DeLillo/Wallace/Ellison

Dave Monroe monropolitan at yahoo.com
Sat Aug 26 09:16:51 CDT 2006


Yeah, I've read the Seed book, even have a copy, which
was no mean feet at the time I went looking for one,
but, as far as I'm concerned, it's most valauble for
that letter from Pynchon on his research for V. ...

But if only WE look, cf. "this public secret" ...

http://waste.org/mail/?list=pynchon-l&month=0208&msg=69706

http://waste.org/mail/?list=pynchon-l&month=0211&msg=72631

http://waste.org/mail/?list=pynchon-l&month=0209&msg=70538

http://waste.org/mail/?list=pynchon-l&month=0108&msg=58847

http://waste.org/mail/?list=pynchon-l&month=0108&msg=59073

http://waste.org/mail/?list=pynchon-l&month=0308&msg=84682

http://waste.org/mail/?list=pynchon-l&month=0311&msg=87452

http://waste.org/mail/?list=pynchon-l&month=0410&msg=94132

E.A. Poe's "The Purloined Letter," Henry James' The
Princess Cassamassima ...

--- Tore Rye Andersen <torerye at hotmail.com> wrote:


---------------------------------

Thanks. I alreday knew Petillon's essay, but I'm very
pleased with the link to the old thread "If only she'd
looked". I hadn't read that thread before, but it
certainly struck a chord in me: I'm just finishing a
chapter on The Crying of Lot 49 in my dissertation.
The title of the chapter? "If only she'd looked"... 

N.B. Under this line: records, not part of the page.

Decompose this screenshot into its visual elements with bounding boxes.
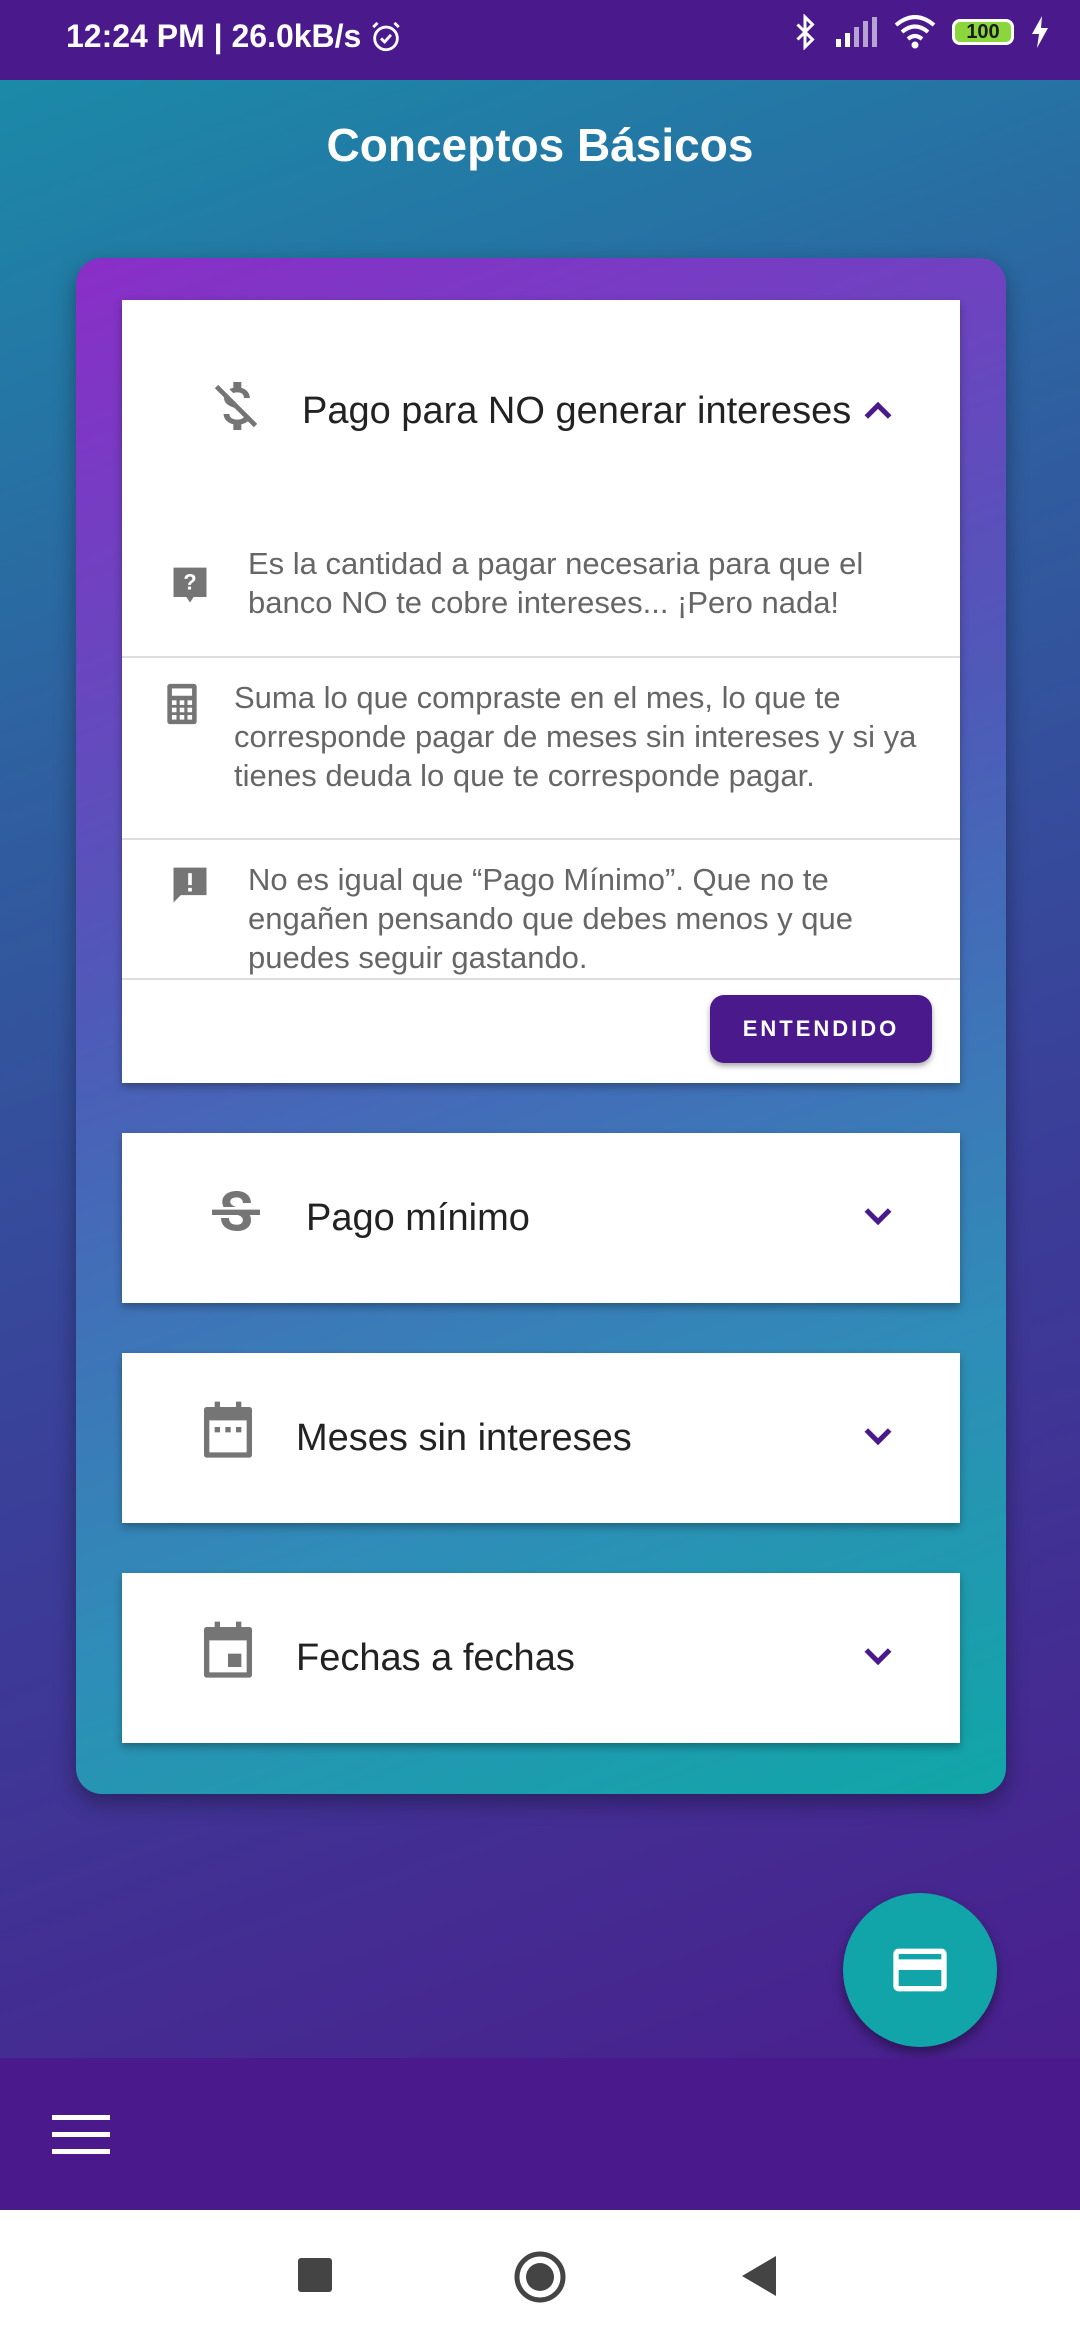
info-row-definition: ? Es la cantidad a pagar necesaria para … [122, 518, 960, 656]
status-bar: 12:24 PM | 26.0kB/s 100 [0, 0, 1080, 80]
wifi-icon [894, 15, 936, 49]
card-pago-minimo[interactable]: Pago mínimo [122, 1133, 960, 1303]
info-row-calculation: Suma lo que compraste en el mes, lo que … [122, 656, 960, 840]
chevron-down-icon[interactable] [858, 1195, 898, 1235]
back-icon[interactable] [742, 2256, 778, 2296]
feedback-icon [173, 867, 207, 903]
recents-icon[interactable] [298, 2258, 332, 2292]
status-time-speed: 12:24 PM | 26.0kB/s [66, 18, 362, 54]
card-title: Meses sin intereses [296, 1417, 632, 1459]
card-fechas[interactable]: Fechas a fechas [122, 1573, 960, 1743]
home-icon[interactable] [513, 2250, 567, 2304]
card-pago-no-intereses: Pago para NO generar intereses ? Es la c… [122, 300, 960, 1083]
chevron-up-icon[interactable] [858, 392, 898, 432]
alarm-icon [372, 21, 401, 51]
card-title: Pago para NO generar intereses [302, 390, 852, 432]
row-text-definition: Es la cantidad a pagar necesaria para qu… [248, 546, 864, 620]
page-title: Conceptos Básicos [326, 119, 754, 171]
strikethrough-s-icon [212, 1191, 260, 1232]
charging-icon [1032, 16, 1048, 48]
menu-icon[interactable] [52, 2113, 110, 2157]
entendido-button[interactable]: ENTENDIDO [710, 995, 932, 1063]
calendar-event-icon [204, 1621, 252, 1678]
help-icon: ? [173, 567, 207, 603]
system-nav-bar [0, 2210, 1080, 2340]
battery-indicator: 100 [952, 19, 1014, 45]
card-meses-sin-intereses[interactable]: Meses sin intereses [122, 1353, 960, 1523]
signal-icon [836, 17, 877, 47]
calculator-icon [167, 683, 197, 725]
bluetooth-icon [796, 14, 815, 50]
bottom-app-bar [0, 2058, 1080, 2210]
row-text-warning: No es igual que “Pago Mínimo”. Que no te… [248, 862, 853, 975]
chevron-down-icon[interactable] [858, 1415, 898, 1455]
credit-card-icon [893, 1948, 947, 1992]
card-title: Fechas a fechas [296, 1637, 575, 1679]
card-title: Pago mínimo [306, 1197, 530, 1239]
card-header-pago-no-intereses[interactable]: Pago para NO generar intereses [122, 300, 960, 470]
svg-text:?: ? [183, 570, 196, 595]
credit-card-fab[interactable] [843, 1893, 997, 2047]
no-money-icon [214, 382, 258, 430]
chevron-down-icon[interactable] [858, 1635, 898, 1675]
calendar-icon [204, 1401, 252, 1458]
row-text-calculation: Suma lo que compraste en el mes, lo que … [234, 680, 917, 793]
info-row-warning: No es igual que “Pago Mínimo”. Que no te… [122, 838, 960, 980]
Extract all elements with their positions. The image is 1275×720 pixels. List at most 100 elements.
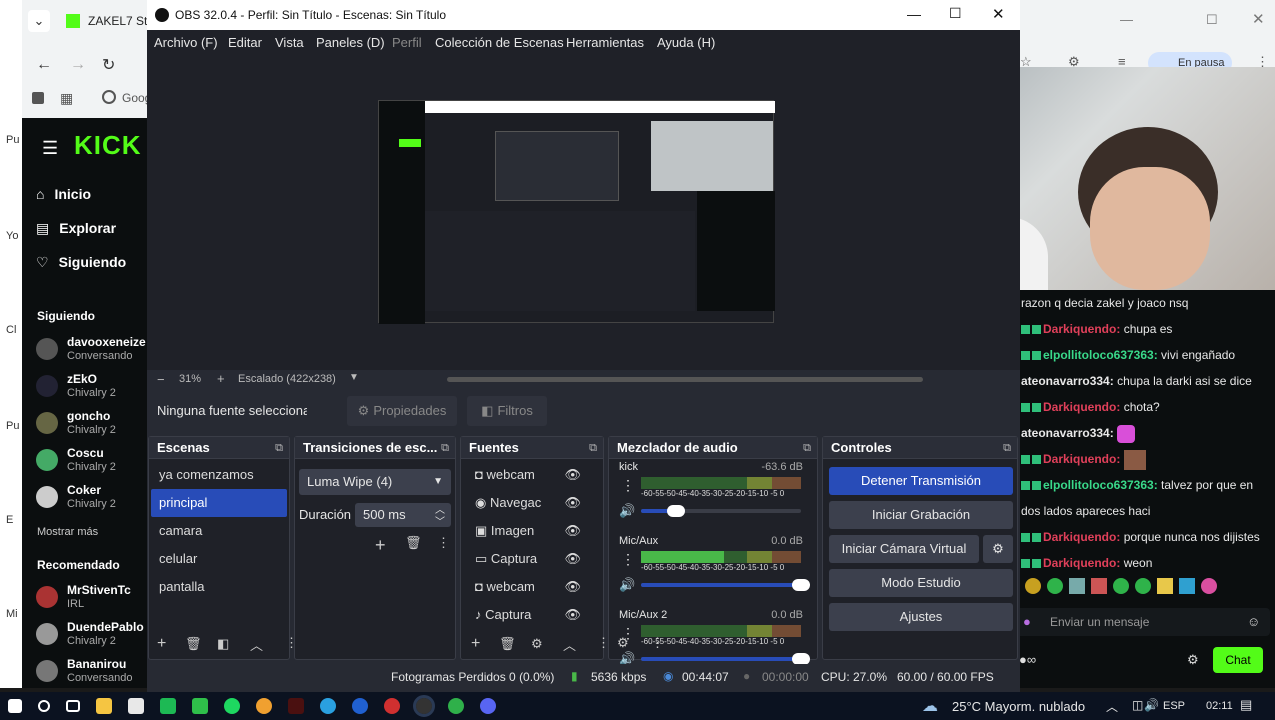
microphone-icon[interactable]: ● — [1023, 614, 1031, 629]
volume-slider[interactable] — [641, 579, 810, 591]
source-item[interactable]: ▣ Imagen 👁 — [463, 517, 601, 545]
followed-channel[interactable]: Coscu Chivalry 2 — [22, 443, 148, 480]
volume-slider[interactable] — [641, 653, 810, 665]
speaker-icon[interactable]: 🔊 — [619, 577, 635, 593]
properties-button[interactable]: ⚙ Propiedades — [347, 396, 457, 426]
scene-item[interactable]: ya comenzamos — [151, 461, 287, 489]
chat-send-button[interactable]: Chat — [1213, 647, 1263, 673]
calculator-icon[interactable] — [128, 697, 144, 714]
add-icon[interactable]: + — [471, 635, 480, 653]
emote-icon[interactable] — [1025, 578, 1041, 594]
scene-item[interactable]: pantalla — [151, 573, 287, 601]
zoom-out-icon[interactable]: − — [157, 372, 165, 387]
emote-icon[interactable] — [1157, 578, 1173, 594]
recommended-channel[interactable]: DuendePablo Chivalry 2 — [22, 617, 148, 654]
eye-icon[interactable]: 👁 — [564, 573, 581, 601]
apps-grid-icon[interactable]: ▦ — [60, 90, 73, 107]
source-item[interactable]: ◘ webcam 👁 — [463, 573, 601, 601]
followed-channel[interactable]: Coker Chivalry 2 — [22, 480, 148, 517]
forward-icon[interactable]: → — [70, 56, 86, 74]
undock-icon[interactable]: ⧉ — [1003, 437, 1011, 459]
task-view-icon[interactable] — [66, 699, 80, 712]
undock-icon[interactable]: ⧉ — [275, 437, 283, 459]
eye-icon[interactable]: 👁 — [564, 489, 581, 517]
menu-perfil[interactable]: Perfil — [392, 35, 422, 50]
nav-siguiendo[interactable]: ♡ Siguiendo — [36, 254, 148, 284]
show-more-link[interactable]: Mostrar más — [37, 526, 98, 538]
weather-text[interactable]: 25°C Mayorm. nublado — [952, 699, 1085, 714]
close-icon[interactable]: ✕ — [992, 5, 1005, 23]
add-transition-icon[interactable]: + — [375, 535, 395, 555]
chat-settings-icon[interactable]: ⚙ — [1187, 652, 1199, 668]
chat-username[interactable]: ateonavarro334: — [1021, 374, 1114, 388]
maximize-icon[interactable]: ☐ — [1206, 12, 1218, 28]
undock-icon[interactable]: ⧉ — [803, 437, 811, 459]
recommended-channel[interactable]: MrStivenTc IRL — [22, 580, 148, 617]
move-up-icon[interactable]: ︿ — [250, 635, 263, 654]
move-up-icon[interactable]: ︿ — [563, 635, 576, 654]
emote-icon[interactable] — [1113, 578, 1129, 594]
minimize-icon[interactable]: — — [907, 6, 921, 22]
source-item[interactable]: ▭ Captura 👁 — [463, 545, 601, 573]
menu-paneles[interactable]: Paneles (D) — [316, 35, 385, 50]
language-indicator[interactable]: ESP — [1163, 700, 1185, 712]
emote-icon[interactable] — [1069, 578, 1085, 594]
chat-username[interactable]: Darkiquendo: — [1043, 530, 1120, 544]
emote-icon[interactable] — [1201, 578, 1217, 594]
illustrator-icon[interactable] — [288, 697, 304, 714]
settings-button[interactable]: Ajustes — [829, 603, 1013, 631]
eye-icon[interactable]: 👁 — [564, 461, 581, 489]
bookmark-folder-icon[interactable] — [32, 92, 44, 104]
source-item[interactable]: ♪ Captura 👁 — [463, 601, 601, 629]
menu-herramientas[interactable]: Herramientas — [566, 35, 644, 50]
start-recording-button[interactable]: Iniciar Grabación — [829, 501, 1013, 529]
emote-icon[interactable] — [1047, 578, 1063, 594]
studio-mode-button[interactable]: Modo Estudio — [829, 569, 1013, 597]
preview-scrollbar[interactable] — [447, 377, 923, 382]
chat-users-icon[interactable]: ●∞ — [1019, 652, 1036, 667]
edge-icon[interactable] — [320, 697, 336, 714]
duration-spinbox[interactable]: 500 ms ︿ ﹀ — [355, 503, 451, 528]
close-icon[interactable]: ✕ — [1252, 10, 1265, 28]
transition-select[interactable]: Luma Wipe (4) ▼ — [299, 469, 451, 495]
gear-icon[interactable]: ⚙ — [531, 636, 543, 652]
emote-icon[interactable] — [1091, 578, 1107, 594]
chrome-alt-icon[interactable] — [448, 697, 464, 714]
edge-alt-icon[interactable] — [352, 697, 368, 714]
tray-chevron-icon[interactable]: ︿ — [1106, 698, 1118, 715]
excel-icon[interactable] — [192, 697, 208, 714]
menu-coleccion[interactable]: Colección de Escenas — [435, 35, 564, 50]
spin-down-icon[interactable]: ﹀ — [435, 511, 445, 535]
nav-inicio[interactable]: ⌂ Inicio — [36, 186, 148, 216]
chat-username[interactable]: Darkiquendo: — [1043, 452, 1120, 466]
discord-icon[interactable] — [480, 697, 496, 714]
scene-item[interactable]: camara — [151, 517, 287, 545]
menu-vista[interactable]: Vista — [275, 35, 304, 50]
scene-item[interactable]: celular — [151, 545, 287, 573]
filter-icon[interactable]: ◧ — [217, 636, 229, 652]
chat-username[interactable]: Darkiquendo: — [1043, 556, 1120, 570]
volume-icon[interactable]: 🔊 — [1144, 698, 1159, 712]
add-icon[interactable]: + — [157, 635, 166, 653]
preview-canvas[interactable] — [378, 100, 775, 324]
kick-logo[interactable]: KICK — [74, 130, 142, 161]
undock-icon[interactable]: ⧉ — [589, 437, 597, 459]
undock-icon[interactable]: ⧉ — [441, 437, 449, 459]
source-item[interactable]: ◉ Navegac 👁 — [463, 489, 601, 517]
file-explorer-icon[interactable] — [96, 697, 112, 714]
scene-item-selected[interactable]: principal — [151, 489, 287, 517]
eye-icon[interactable]: 👁 — [564, 601, 581, 629]
menu-ayuda[interactable]: Ayuda (H) — [657, 35, 715, 50]
emote-icon[interactable] — [1135, 578, 1151, 594]
clock[interactable]: 02:11 — [1206, 700, 1233, 712]
menu-archivo[interactable]: Archivo (F) — [154, 35, 218, 50]
chat-input[interactable]: ● Enviar un mensaje ☺ — [1015, 608, 1270, 636]
spotify-alt-icon[interactable] — [224, 697, 240, 714]
scale-dropdown-icon[interactable]: ▼ — [349, 372, 359, 383]
volume-handle[interactable] — [792, 579, 810, 591]
network-icon[interactable]: ◫ — [1132, 698, 1143, 712]
search-icon[interactable] — [38, 699, 50, 712]
minimize-icon[interactable]: — — [1120, 12, 1133, 27]
volume-slider[interactable] — [641, 505, 801, 517]
zoom-in-icon[interactable]: + — [217, 371, 225, 386]
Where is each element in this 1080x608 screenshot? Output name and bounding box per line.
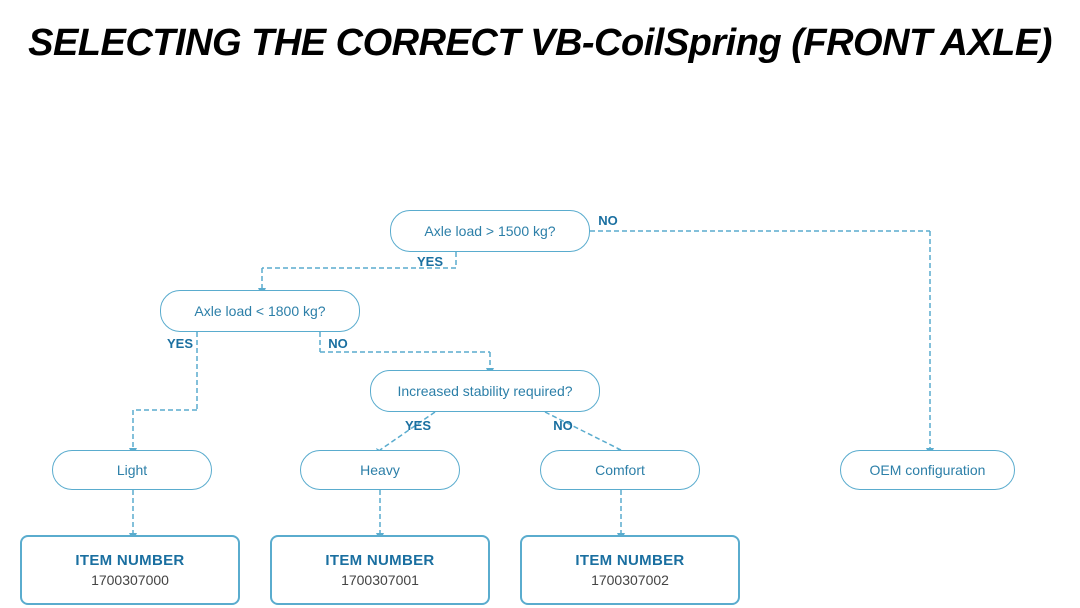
oem-node: OEM configuration xyxy=(840,450,1015,490)
diagram-area: YES NO YES NO YES NO Axle load > 1500 kg… xyxy=(0,80,1080,580)
page-title: SELECTING THE CORRECT VB-CoilSpring (FRO… xyxy=(0,0,1080,75)
svg-text:NO: NO xyxy=(328,336,348,351)
comfort-node: Comfort xyxy=(540,450,700,490)
item-number-2: 1700307002 xyxy=(591,572,669,588)
light-node: Light xyxy=(52,450,212,490)
item-number-0: 1700307000 xyxy=(91,572,169,588)
item-label-1: ITEM NUMBER xyxy=(325,552,434,569)
svg-text:NO: NO xyxy=(553,418,573,433)
svg-text:YES: YES xyxy=(405,418,431,433)
q1-node: Axle load > 1500 kg? xyxy=(390,210,590,252)
svg-text:YES: YES xyxy=(167,336,193,351)
heavy-node: Heavy xyxy=(300,450,460,490)
q2-node: Axle load < 1800 kg? xyxy=(160,290,360,332)
item-number-1: 1700307001 xyxy=(341,572,419,588)
item-box-2: ITEM NUMBER 1700307002 xyxy=(520,535,740,605)
svg-text:YES: YES xyxy=(417,254,443,269)
svg-text:NO: NO xyxy=(598,213,618,228)
item-box-1: ITEM NUMBER 1700307001 xyxy=(270,535,490,605)
item-box-0: ITEM NUMBER 1700307000 xyxy=(20,535,240,605)
q3-node: Increased stability required? xyxy=(370,370,600,412)
item-label-2: ITEM NUMBER xyxy=(575,552,684,569)
item-label-0: ITEM NUMBER xyxy=(75,552,184,569)
diagram-svg: YES NO YES NO YES NO xyxy=(0,80,1080,580)
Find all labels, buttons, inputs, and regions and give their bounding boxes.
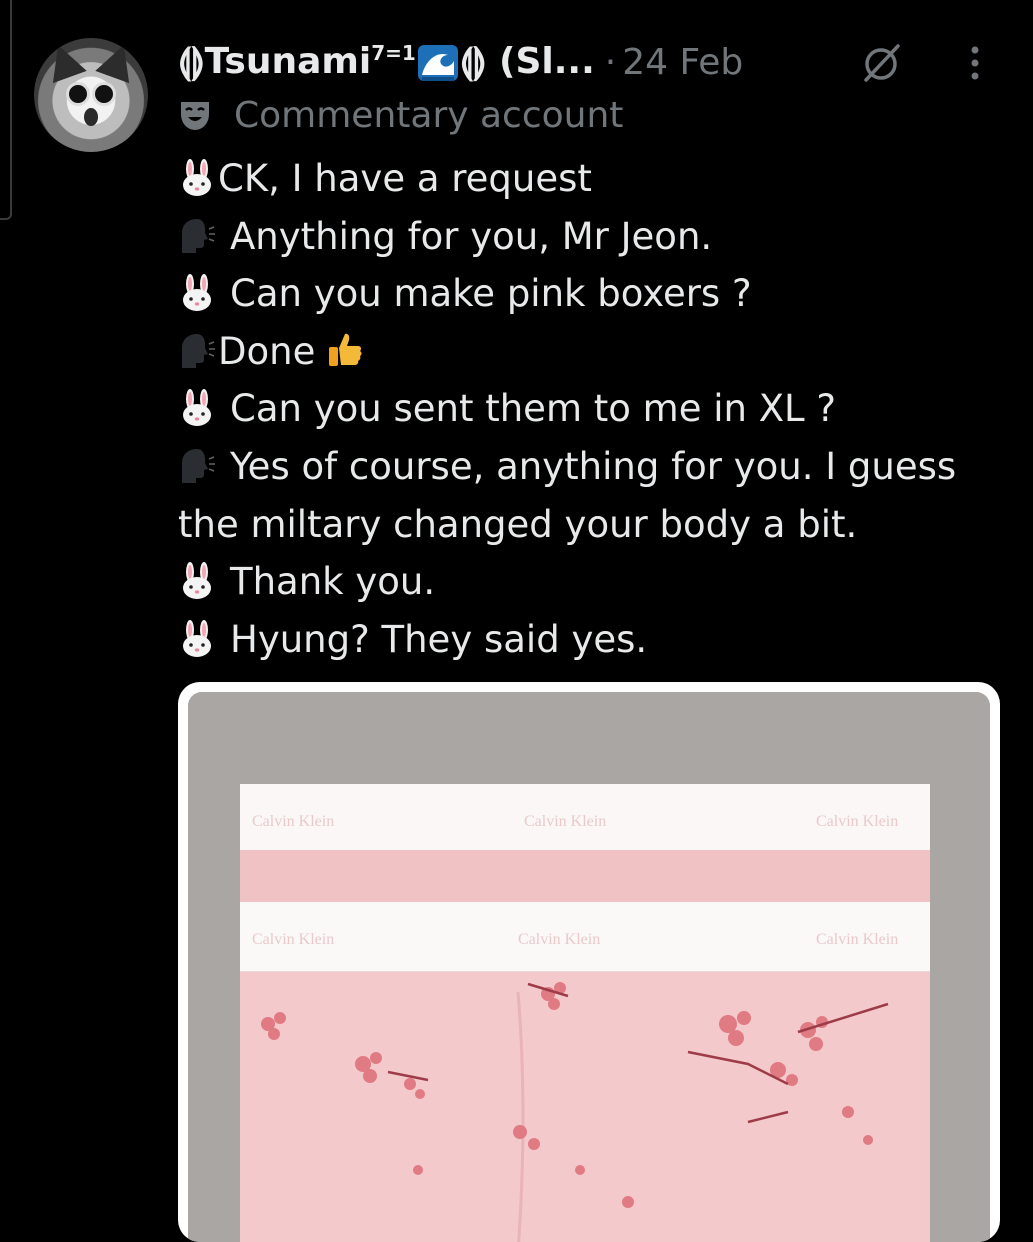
product-photo[interactable]: Calvin Klein Calvin Klein Calvin Klein C… <box>188 692 990 1242</box>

The Harrington book - 'The Other America: Poverty in
America' - is great stuff and it certainly seems
likely that Pynchon read it prior to writing Lot 49
and GR. Petillon uses the Harrington book in his essay
from 1991, but three years prior to Petillon's essay,
David Seed mentioned 'The Other America' in his
chapter on 'Lot 49' in 'The Fictional Labyrinths of
Thomas Pynchon'. Seed, by the way, didn't think too
much of this important sub-theme in the novel. About
the lyrical passage on pp. 179-80 in the novel, Seed
states: "the passage includes too many images of
drifters, squatters and the poor". Apparently he
prefers his Pynchon novels to be free from annoying
human waste, and he relegates these human rejects to
the margin of his interpretation, just as Oedipa
relegates them to the margin of her quest.